The King’s Feast uses the King’s table as a metaphor, composed of ‘dishes’ which simultaneously represent historical foodstuffes (e.g. blancmangier, hung beef, collops, battle pye, plum pudding (lit), a square pyramide containing fruits and sweetmeats, and all manner of tartes and other confections) and monumental forms (objects, technologies, designs), which display the King’s wealth, the ideals and riches of society, and economic structure.

These dishes or ‘forms’ of the table are those sources of energy, (mental and physical) which are seen to keep the engine of society turning, delighting and satisfying those fortunate enough to sit at the Table and enjoy the feast.

The beautified forms themselves conceal the harms that it took to produce them. The cutting of the (animal-vegetable-mineral) mind-body is simultaneously the cutting of the earth, the dissecting of lands, people, taking the ore, the gemstones, the tea and the spices. The image presented is one of opulence, grandeur, and suppressing the utilisation and subjugation of life upon which they are based.

The structure of the book, playing with metaphor/ambiguity in word and image, presents a transformation whereby it becomes apparent that the enactment of the feast is the unconscious attempt through civilisation to escape mortality (through competition, nation states, economic/cultural expansion, the production of the newest and most glittering forms), to avoid the void, the spectre of death rather than face it (working together), and thus becomes a move towards it.
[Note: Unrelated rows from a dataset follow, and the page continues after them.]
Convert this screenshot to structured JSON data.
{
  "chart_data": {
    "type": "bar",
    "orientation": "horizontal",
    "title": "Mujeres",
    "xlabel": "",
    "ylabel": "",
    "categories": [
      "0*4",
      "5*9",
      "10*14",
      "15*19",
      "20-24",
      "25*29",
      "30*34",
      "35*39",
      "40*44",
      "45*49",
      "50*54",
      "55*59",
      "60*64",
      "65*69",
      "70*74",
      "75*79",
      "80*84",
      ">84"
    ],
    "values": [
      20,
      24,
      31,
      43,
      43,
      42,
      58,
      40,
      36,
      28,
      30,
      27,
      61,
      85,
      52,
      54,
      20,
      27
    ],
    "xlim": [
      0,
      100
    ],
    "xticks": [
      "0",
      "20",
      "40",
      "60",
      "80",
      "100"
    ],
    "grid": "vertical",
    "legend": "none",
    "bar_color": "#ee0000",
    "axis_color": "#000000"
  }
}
Through word/image play we see that the King’s war (and appearance of disease, famine, destruction) is revealed to be a direct shadow/mirror to the feast, and has, though hidden, been, from the start, substantive in its constitution.

The sacrifice of the ‘other’, the earth, the human being, the animal, the land, the sea, for the sake of the feast, is ultimately the sacrifice of the King himself. There can be no ‘feast’, no taking, no pillaging without harm to the whole, of which each being is a part.